The current findings support and extend much previous developmental and response inhibition research. It has been demonstrated that cortical and subcortical neural regions involved in response inhibition are not fully developed structurally (Giedd et al., 1999
; Sowell et al., 1999
) or functionally (Casey et al., 2000
) until adulthood. More specific to response inhibition, previous studies have demonstrated that adults have greater activity in the right IFG, a brain region known to be critical for successful response inhibition (Bunge et al., 2002
; Durston et al., 2002
; Rubia et al., 2007
), and that response inhibition ability increases with increasing age (Casey et al., 1997
; Williams et al., 1999
; Durston et al., 2002
). Even in fully developed, healthy adults, right IFG activity has been shown to be related to response inhibition ability (Aron and Poldrack, 2006
). Therefore, the current study extends these correlational findings by demonstrating that neural activity during successful response inhibition in the right IFG, the striatum and the right STN is predictive of age and SSRT. It is important, however, to qualify that even though we extended the results of previous research from correlational to predictive, without a direct manipulation of neural functioning (i.e., a lesion or TMS), we cannot make strong claims about the causal relationship between regional brain function and behavior.

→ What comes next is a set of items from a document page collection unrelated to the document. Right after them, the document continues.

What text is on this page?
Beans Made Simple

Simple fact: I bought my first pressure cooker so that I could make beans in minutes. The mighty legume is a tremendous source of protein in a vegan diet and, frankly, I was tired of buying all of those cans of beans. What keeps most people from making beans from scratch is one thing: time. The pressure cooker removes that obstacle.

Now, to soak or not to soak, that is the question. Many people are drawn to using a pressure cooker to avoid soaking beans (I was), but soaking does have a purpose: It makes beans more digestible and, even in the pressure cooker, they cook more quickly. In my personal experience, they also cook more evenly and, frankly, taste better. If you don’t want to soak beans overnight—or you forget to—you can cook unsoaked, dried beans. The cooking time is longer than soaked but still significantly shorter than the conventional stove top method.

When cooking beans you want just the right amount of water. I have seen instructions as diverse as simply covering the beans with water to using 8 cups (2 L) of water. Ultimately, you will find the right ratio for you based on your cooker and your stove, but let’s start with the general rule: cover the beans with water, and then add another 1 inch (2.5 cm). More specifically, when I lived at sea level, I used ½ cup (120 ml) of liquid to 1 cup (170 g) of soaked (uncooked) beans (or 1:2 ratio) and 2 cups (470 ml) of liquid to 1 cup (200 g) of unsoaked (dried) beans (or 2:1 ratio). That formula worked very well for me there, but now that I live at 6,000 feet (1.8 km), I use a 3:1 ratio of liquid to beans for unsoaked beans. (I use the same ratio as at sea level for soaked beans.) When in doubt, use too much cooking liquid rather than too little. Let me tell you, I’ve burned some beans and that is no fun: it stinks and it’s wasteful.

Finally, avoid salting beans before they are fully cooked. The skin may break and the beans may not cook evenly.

A debate in developmental neuroscience centers around how researchers can tease apart age-related neural differences from performance-related differences, especially when performance improves with age, as occurs in the stop-signal task (Durston and Casey, 2006
). The results from our predictive analysis indicate that patterns of neural activity during successful response inhibition predicted both age and SSRT equally well in our participants. This implies that in a task where age and performance are inextricably linked, a combination of age effects and performance effects underlies neural activity. Future research could further enhance our knowledge of the relationship between age and SSRT by more specifically exploring whether age influences SSRT directly or if the two variables are related via a separate, mediating factor. A combination of predictive analyses and formal modeling of the causal relationships between these and other variables may help to elucidate this relationship.